Erst Amtsinhaber Söder, dann sein wichtigster Herausforderer: Nach Markus Söder stand Grünen-Spitzenkandidat Ludwig Hartmann in der BR24 Wahlarena Rede und Antwort. Vor allem die Themen Energie und Verkehr brannten den Diskutanten unter den Nägeln.

Über dieses Thema berichtet: BR-Wahlarena am .

Bayerns bekannteste Oppositionspolitikerin darf sich nicht als Spitzenkandidatin zur Wahl stellen: Katharina Schulze, Grünen-Chefin im Freistaat, ist zwar 61 Prozent der Bayern ein Begriff - laut bayerischer Verfassung ist als Ministerpräsident(in) aber nur wählbar, wer "das 40. Lebensjahr vollendet hat". Schulze ist 38, und der Grünen-Vorstoß, die Altersgrenze abzuschaffen, scheiterte an CSU, Freien Wählern und AfD.

So stellte sich heute in der zweiten von insgesamt sechs BR24-Wahlarenen (mehr dazu unten) der männliche Part der Grünen-Doppelspitze den Fragen der Zuschauer - Ludwig Hartmann. Der 45-jährige Familienvater Hartmann ist bisher weniger bekannt als seine Parteikollegin, versuchte dafür durch Sachkompetenz zu punkten. Eines seiner beiden Kernthemen - Energiepolitik und Landwirtschaft - stand dann auch im Mittelpunkt der Debatte.
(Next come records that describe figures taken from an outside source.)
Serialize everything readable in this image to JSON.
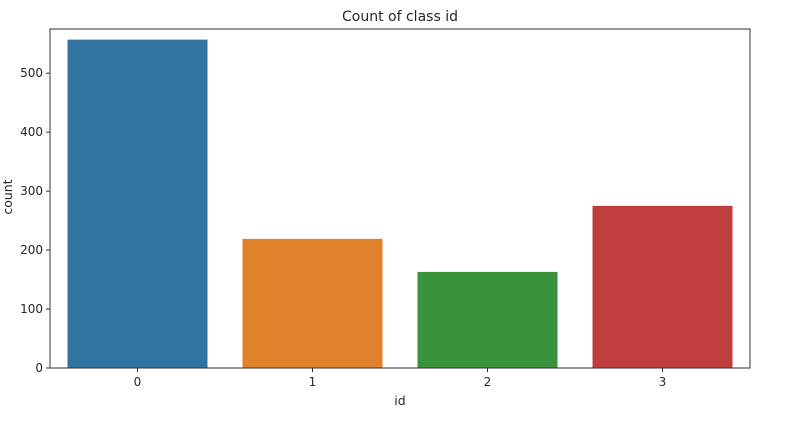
{
  "chart_data": {
    "type": "bar",
    "title": "Count of class id",
    "xlabel": "id",
    "ylabel": "count",
    "categories": [
      "0",
      "1",
      "2",
      "3"
    ],
    "values": [
      557,
      219,
      163,
      275
    ],
    "colors": [
      "#3274a1",
      "#e1812c",
      "#3a923a",
      "#c03d3e"
    ],
    "ylim": [
      0,
      575
    ],
    "yticks": [
      0,
      100,
      200,
      300,
      400,
      500
    ],
    "grid": false,
    "legend": "none"
  }
}
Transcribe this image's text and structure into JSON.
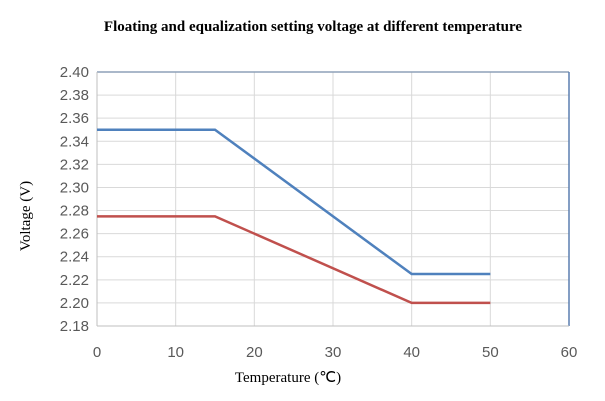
{
  "chart_data": {
    "type": "line",
    "title": "Floating and equalization setting voltage at different temperature",
    "xlabel": "Temperature (℃)",
    "ylabel": "Voltage (V)",
    "xlim": [
      0,
      60
    ],
    "ylim": [
      2.18,
      2.4
    ],
    "xticks": [
      0,
      10,
      20,
      30,
      40,
      50,
      60
    ],
    "yticks": [
      2.18,
      2.2,
      2.22,
      2.24,
      2.26,
      2.28,
      2.3,
      2.32,
      2.34,
      2.36,
      2.38,
      2.4
    ],
    "grid": true,
    "legend": "none",
    "series": [
      {
        "color": "#4f81bd",
        "x": [
          0,
          15,
          40,
          50
        ],
        "y": [
          2.35,
          2.35,
          2.225,
          2.225
        ]
      },
      {
        "color": "#c0504d",
        "x": [
          0,
          15,
          40,
          50
        ],
        "y": [
          2.275,
          2.275,
          2.2,
          2.2
        ]
      }
    ]
  }
}
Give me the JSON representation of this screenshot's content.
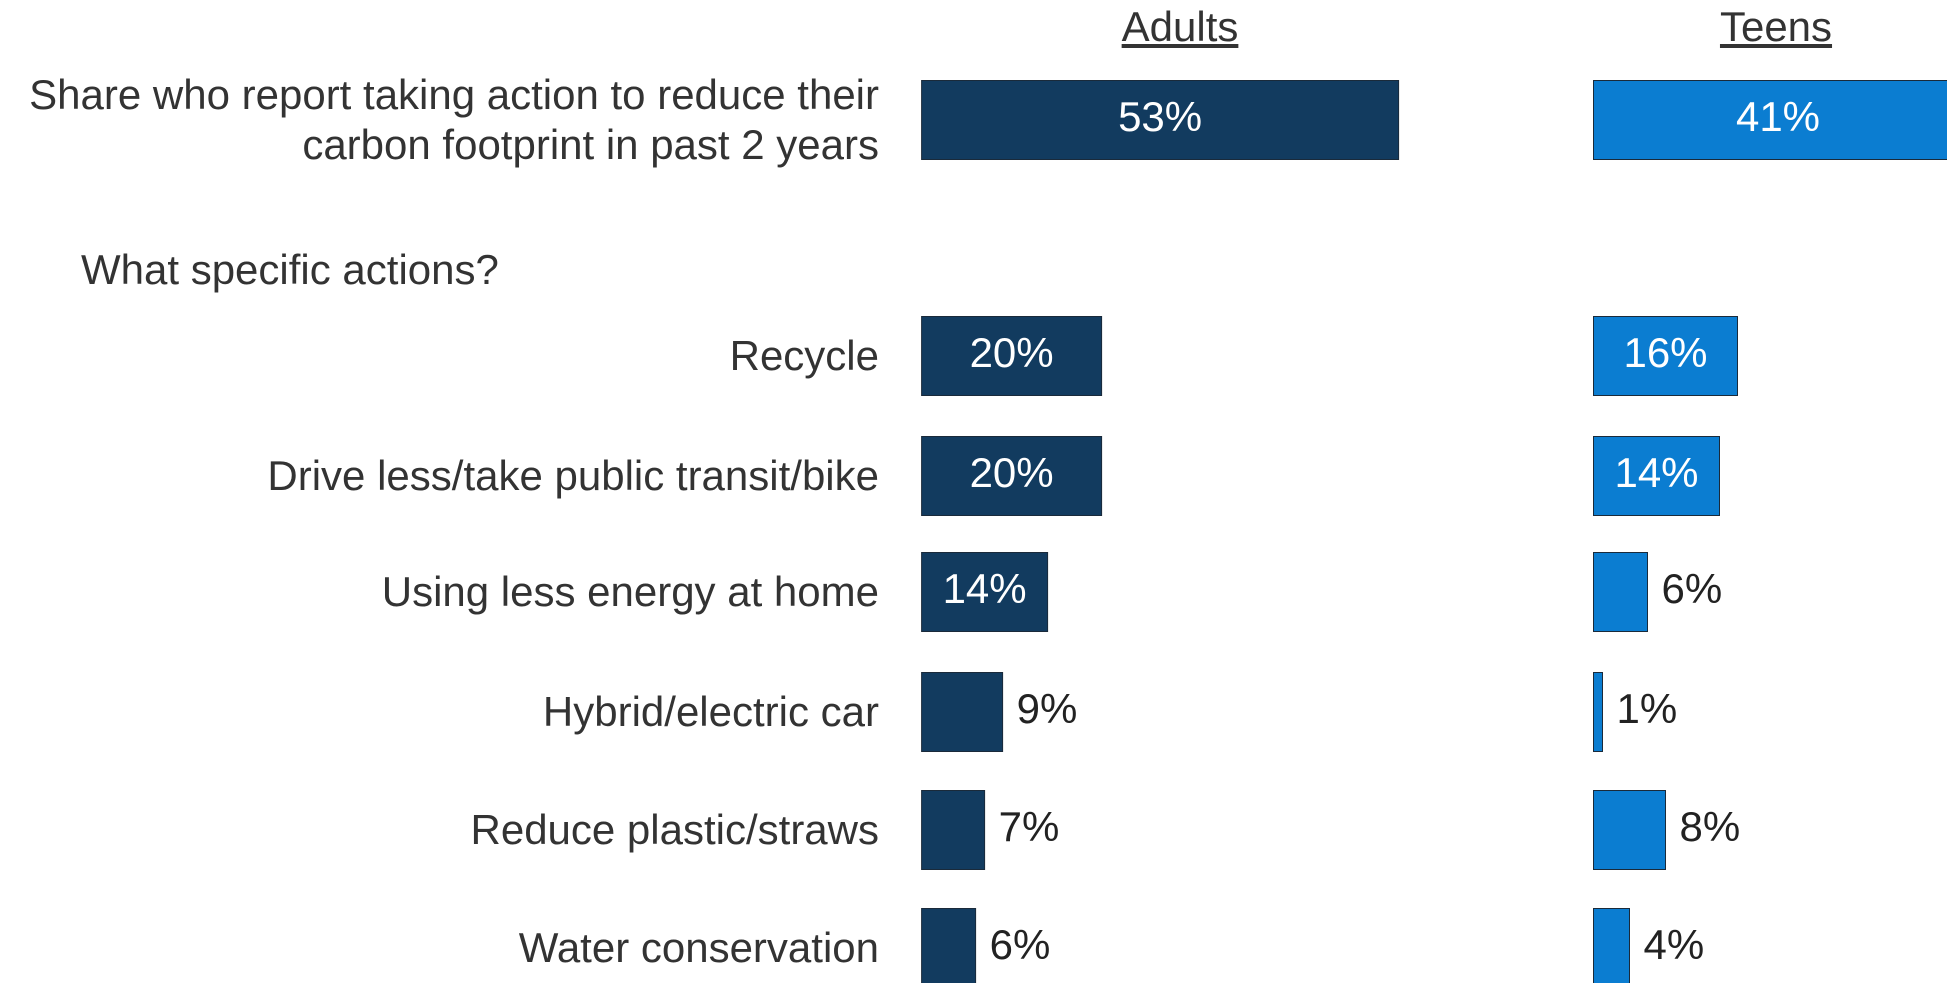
{
  "chart_data": {
    "type": "bar",
    "annotation": "What specific actions?",
    "categories": [
      "Share who report taking action to reduce their carbon footprint in past 2 years",
      null,
      "Recycle",
      "Drive less/take public transit/bike",
      "Using less energy at home",
      "Hybrid/electric car",
      "Reduce plastic/straws",
      "Water conservation"
    ],
    "series": [
      {
        "name": "Adults",
        "color": "#123b5f",
        "values": [
          53,
          null,
          20,
          20,
          14,
          9,
          7,
          6
        ],
        "value_labels": [
          "53%",
          null,
          "20%",
          "20%",
          "14%",
          "9%",
          "7%",
          "6%"
        ]
      },
      {
        "name": "Teens",
        "color": "#0b7dd1",
        "values": [
          41,
          null,
          16,
          14,
          6,
          1,
          8,
          4
        ],
        "value_labels": [
          "41%",
          null,
          "16%",
          "14%",
          "6%",
          "1%",
          "8%",
          "4%"
        ]
      }
    ]
  }
}
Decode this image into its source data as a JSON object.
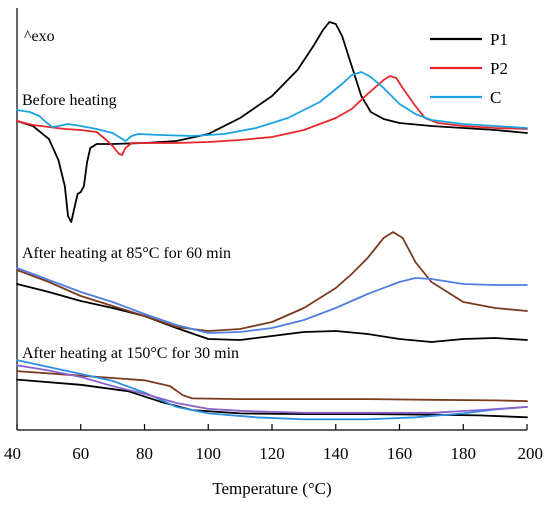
{
  "chart_data": {
    "type": "line",
    "xlabel": "Temperature (°C)",
    "ylabel": "",
    "xlim": [
      40,
      200
    ],
    "xticks": [
      40,
      60,
      80,
      100,
      120,
      140,
      160,
      180,
      200
    ],
    "exo_label": "^exo",
    "legend": {
      "position": "top-right",
      "entries": [
        {
          "name": "P1",
          "color": "#000000"
        },
        {
          "name": "P2",
          "color": "#e8262b"
        },
        {
          "name": "C",
          "color": "#1aa3e0"
        }
      ]
    },
    "panels": [
      {
        "label": "Before heating",
        "series": [
          {
            "name": "P1",
            "color": "#000000",
            "points": [
              [
                40,
                0.05
              ],
              [
                45,
                -0.2
              ],
              [
                50,
                -0.85
              ],
              [
                53,
                -1.9
              ],
              [
                55,
                -3.2
              ],
              [
                56,
                -4.7
              ],
              [
                57,
                -5.0
              ],
              [
                58,
                -4.3
              ],
              [
                59,
                -3.6
              ],
              [
                60,
                -3.5
              ],
              [
                61,
                -3.2
              ],
              [
                62,
                -2.0
              ],
              [
                63,
                -1.3
              ],
              [
                65,
                -1.1
              ],
              [
                70,
                -1.1
              ],
              [
                80,
                -1.05
              ],
              [
                90,
                -0.95
              ],
              [
                100,
                -0.6
              ],
              [
                110,
                0.2
              ],
              [
                120,
                1.3
              ],
              [
                128,
                2.6
              ],
              [
                133,
                3.8
              ],
              [
                136,
                4.6
              ],
              [
                138,
                5.0
              ],
              [
                140,
                4.9
              ],
              [
                142,
                4.3
              ],
              [
                145,
                2.8
              ],
              [
                148,
                1.3
              ],
              [
                151,
                0.5
              ],
              [
                155,
                0.15
              ],
              [
                160,
                -0.05
              ],
              [
                170,
                -0.2
              ],
              [
                180,
                -0.3
              ],
              [
                190,
                -0.4
              ],
              [
                200,
                -0.55
              ]
            ]
          },
          {
            "name": "P2",
            "color": "#e8262b",
            "points": [
              [
                40,
                0.05
              ],
              [
                45,
                -0.15
              ],
              [
                50,
                -0.25
              ],
              [
                55,
                -0.35
              ],
              [
                60,
                -0.4
              ],
              [
                65,
                -0.5
              ],
              [
                68,
                -0.9
              ],
              [
                70,
                -1.2
              ],
              [
                72,
                -1.6
              ],
              [
                73,
                -1.65
              ],
              [
                74,
                -1.3
              ],
              [
                76,
                -1.05
              ],
              [
                80,
                -1.05
              ],
              [
                90,
                -1.05
              ],
              [
                100,
                -1.0
              ],
              [
                110,
                -0.9
              ],
              [
                120,
                -0.75
              ],
              [
                130,
                -0.4
              ],
              [
                140,
                0.2
              ],
              [
                145,
                0.65
              ],
              [
                150,
                1.4
              ],
              [
                155,
                2.1
              ],
              [
                157,
                2.3
              ],
              [
                159,
                2.2
              ],
              [
                161,
                1.7
              ],
              [
                165,
                0.8
              ],
              [
                168,
                0.2
              ],
              [
                172,
                -0.05
              ],
              [
                180,
                -0.2
              ],
              [
                190,
                -0.3
              ],
              [
                200,
                -0.35
              ]
            ]
          },
          {
            "name": "C",
            "color": "#1aa3e0",
            "points": [
              [
                40,
                0.6
              ],
              [
                44,
                0.5
              ],
              [
                47,
                0.3
              ],
              [
                49,
                0.0
              ],
              [
                51,
                -0.25
              ],
              [
                53,
                -0.2
              ],
              [
                56,
                -0.1
              ],
              [
                60,
                -0.2
              ],
              [
                65,
                -0.35
              ],
              [
                70,
                -0.55
              ],
              [
                73,
                -0.85
              ],
              [
                74,
                -0.95
              ],
              [
                76,
                -0.7
              ],
              [
                78,
                -0.6
              ],
              [
                85,
                -0.65
              ],
              [
                95,
                -0.7
              ],
              [
                105,
                -0.6
              ],
              [
                115,
                -0.3
              ],
              [
                125,
                0.2
              ],
              [
                135,
                1.0
              ],
              [
                142,
                1.9
              ],
              [
                145,
                2.35
              ],
              [
                148,
                2.5
              ],
              [
                151,
                2.25
              ],
              [
                155,
                1.7
              ],
              [
                160,
                0.9
              ],
              [
                165,
                0.4
              ],
              [
                170,
                0.1
              ],
              [
                180,
                -0.1
              ],
              [
                190,
                -0.2
              ],
              [
                200,
                -0.3
              ]
            ]
          }
        ]
      },
      {
        "label": "After heating at 85°C for 60 min",
        "series": [
          {
            "name": "P1",
            "color": "#000000",
            "points": [
              [
                40,
                -0.7
              ],
              [
                50,
                -1.1
              ],
              [
                60,
                -1.55
              ],
              [
                70,
                -1.9
              ],
              [
                80,
                -2.3
              ],
              [
                90,
                -2.9
              ],
              [
                100,
                -3.45
              ],
              [
                110,
                -3.5
              ],
              [
                120,
                -3.3
              ],
              [
                130,
                -3.1
              ],
              [
                140,
                -3.05
              ],
              [
                150,
                -3.2
              ],
              [
                160,
                -3.45
              ],
              [
                170,
                -3.6
              ],
              [
                180,
                -3.45
              ],
              [
                190,
                -3.4
              ],
              [
                200,
                -3.5
              ]
            ]
          },
          {
            "name": "P2",
            "color": "#7a3b1e",
            "points": [
              [
                40,
                0.0
              ],
              [
                50,
                -0.6
              ],
              [
                60,
                -1.3
              ],
              [
                70,
                -1.8
              ],
              [
                80,
                -2.3
              ],
              [
                90,
                -2.85
              ],
              [
                100,
                -3.05
              ],
              [
                110,
                -2.95
              ],
              [
                120,
                -2.6
              ],
              [
                130,
                -1.9
              ],
              [
                140,
                -0.9
              ],
              [
                145,
                -0.2
              ],
              [
                150,
                0.6
              ],
              [
                155,
                1.6
              ],
              [
                158,
                1.9
              ],
              [
                161,
                1.6
              ],
              [
                165,
                0.4
              ],
              [
                170,
                -0.6
              ],
              [
                180,
                -1.6
              ],
              [
                190,
                -1.9
              ],
              [
                200,
                -2.05
              ]
            ]
          },
          {
            "name": "C",
            "color": "#4f7fe0",
            "points": [
              [
                40,
                0.1
              ],
              [
                50,
                -0.5
              ],
              [
                60,
                -1.1
              ],
              [
                70,
                -1.6
              ],
              [
                80,
                -2.2
              ],
              [
                90,
                -2.75
              ],
              [
                100,
                -3.15
              ],
              [
                110,
                -3.1
              ],
              [
                120,
                -2.9
              ],
              [
                130,
                -2.5
              ],
              [
                140,
                -1.9
              ],
              [
                150,
                -1.2
              ],
              [
                160,
                -0.6
              ],
              [
                165,
                -0.4
              ],
              [
                170,
                -0.45
              ],
              [
                180,
                -0.7
              ],
              [
                190,
                -0.75
              ],
              [
                200,
                -0.75
              ]
            ]
          }
        ]
      },
      {
        "label": "After heating at 150°C for 30 min",
        "series": [
          {
            "name": "P1",
            "color": "#000000",
            "points": [
              [
                40,
                -0.2
              ],
              [
                60,
                -0.6
              ],
              [
                75,
                -1.1
              ],
              [
                85,
                -1.9
              ],
              [
                95,
                -2.55
              ],
              [
                110,
                -2.8
              ],
              [
                130,
                -2.85
              ],
              [
                150,
                -2.85
              ],
              [
                170,
                -2.9
              ],
              [
                185,
                -2.95
              ],
              [
                200,
                -3.1
              ]
            ]
          },
          {
            "name": "P2",
            "color": "#7a3b1e",
            "points": [
              [
                40,
                0.45
              ],
              [
                60,
                0.1
              ],
              [
                80,
                -0.25
              ],
              [
                88,
                -0.7
              ],
              [
                92,
                -1.4
              ],
              [
                95,
                -1.65
              ],
              [
                110,
                -1.7
              ],
              [
                130,
                -1.7
              ],
              [
                150,
                -1.7
              ],
              [
                170,
                -1.75
              ],
              [
                190,
                -1.8
              ],
              [
                200,
                -1.85
              ]
            ]
          },
          {
            "name": "C",
            "color": "#2e8fe0",
            "points": [
              [
                40,
                1.3
              ],
              [
                55,
                0.5
              ],
              [
                70,
                -0.3
              ],
              [
                80,
                -1.2
              ],
              [
                90,
                -2.3
              ],
              [
                100,
                -2.8
              ],
              [
                115,
                -3.1
              ],
              [
                130,
                -3.25
              ],
              [
                150,
                -3.25
              ],
              [
                165,
                -3.1
              ],
              [
                180,
                -2.8
              ],
              [
                190,
                -2.5
              ],
              [
                200,
                -2.3
              ]
            ]
          },
          {
            "name": "purple",
            "color": "#8a63c9",
            "points": [
              [
                40,
                0.9
              ],
              [
                50,
                0.5
              ],
              [
                60,
                0.0
              ],
              [
                70,
                -0.7
              ],
              [
                80,
                -1.3
              ],
              [
                90,
                -2.0
              ],
              [
                100,
                -2.45
              ],
              [
                110,
                -2.6
              ],
              [
                130,
                -2.75
              ],
              [
                150,
                -2.75
              ],
              [
                170,
                -2.75
              ],
              [
                185,
                -2.55
              ],
              [
                200,
                -2.3
              ]
            ]
          }
        ]
      }
    ]
  }
}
Atomkraft: weder vernünftig noch notwendig

"Vernünftig, nicht ideologisch" wolle er regieren, hatte Ministerpräsident Markus Söder (CSU) - Hartmanns Vorgänger in der BR24-Wahlarena - gesagt und für einen befristeten Wiedereinstig in die Kernenergie plädiert. Für Hartmann besteht dafür schlicht kein Bedarf: "Wir haben die letzten Atomkraftwerke abgestellt und haben seitdem einen fallenden Strompreis - das muss man mal zur Kenntnis nehmen".

Richtig sei zwar, so Hartmann auf die Frage eines Zuschauers: "Wir importieren in diesem Jahr Strom aus Dänemark, weil er da günstiger ist. Im letzten Jahr haben wir dafür massiv Strom nach Frankreich exportiert." Zudem habe die neue Bundesregierung den geplanten Kohleausstieg trotz des russischen Angriffs auf die Ukraine um acht Jahre vorgezogen. Hartmanns Appell: "Investieren wir in Wind und Sonne - die schicken keine Rechnung."

"Bayern zum Land der Windkraftgewinner machen"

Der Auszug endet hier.